The second is ensuring that AI-specific attack classes are included in penetration testing. Standard vulnerability scans do not reliably detect the classes of flaw that matter for AI platforms: prompt injection, indirect data exfiltration through AI outputs, IDOR vulnerabilities in API endpoints that accept user-controlled input, and misconfigured authentication on API documentation. The CodeWall agent found a SQL injection that OWASP ZAP missed because it probed in a way that automated checklist-based tools do not.

The third, and the most structurally important, is treating system prompts as high-value assets that require the same protection controls applied to code, credentials, and configuration. That means access controls on who can read or modify prompts, version history that can be audited, integrity monitoring that alerts on unexpected changes, and storing prompts separately from application data that might be reachable through injection vulnerabilities.

Beyond those specifics, the Lilli incident reinforces a point that has been consistent across every major AI platform breach so far in 2026: API documentation should not be publicly accessible in production environments, and any endpoint that accepts user-controlled input needs authentication and parameterized query handling regardless of whether it appears in the primary application flow. These are not new principles. They are foundational security hygiene that enterprise software teams have known for decades, now applied to a new category of system that handles data of extraordinary sensitivity.

# API endpoint security checklist for AI platforms
# Before production deployment, verify each item

[ ] All API endpoints require authentication (no anonymous access)
[ ] User-controlled input is parameterized — keys AND values
[ ] API documentation is not publicly accessible
[ ] System prompts stored separately from application DB
[ ] System prompts have access controls and version history
[ ] Rate limiting applied to all search/query endpoints
[ ] IDOR vulnerabilities tested: can user A access user B data?
[ ] AI agent permissions scoped to minimum required access

Key Takeaways

Autonomous AI agents are now capable of autonomous offensive operations: The CodeWall agent selected McKinsey as a target, mapped the attack surface, identified a non-obvious SQL injection, chained it with an IDOR vulnerability, and documented 27 findings — all without human direction. This is a qualitative shift in the threat landscape, not just a faster version of what came before.
System prompts are a new critical asset class: Storing AI system prompts in the same database as application data — with no separate access controls, no versioning, and no integrity monitoring — creates a novel attack path that has no direct equivalent in pre-AI enterprise security. Organizations need specific controls for this layer.
Familiar vulnerabilities are the entry point: SQL injection from 1998 breached a system that had been running in production for over two years at one of the world's most sophisticated firms. The vulnerability class is not new. The consequence of hitting it in an AI platform context — writable system prompts, plaintext chat logs at scale — is what makes the impact different.
The pattern is consistent across AI platforms in 2026: McKinsey's Lilli, Moltbook, Chat & Ask AI, and Cal AI were all compromised or exposed through configurations that security teams know how to prevent. Speed-to-deployment has repeatedly outpaced security review across this category.
AI advisory credibility is now a security question: McKinsey's position as a leading AI consultant makes the Lilli incident carry an additional weight. As Silicon UK noted, being breached through a SQL injection "raises awkward questions about the gap between advisory expertise and internal security practice."

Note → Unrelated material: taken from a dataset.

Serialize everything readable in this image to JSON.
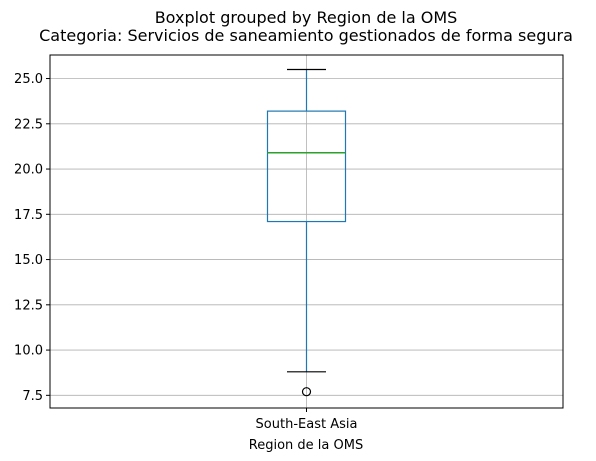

The question the industry needs to take from the Lilli incident is not whether AI platforms will be targeted. They already are, systematically, by autonomous agents that do not keep business hours and do not need a playbook. The question is whether the organizations deploying them are treating those platforms with the security architecture their data sensitivity demands — or whether they are shipping at the speed AI makes possible and hoping the checklist catches what matters. At McKinsey, for two years, it did not.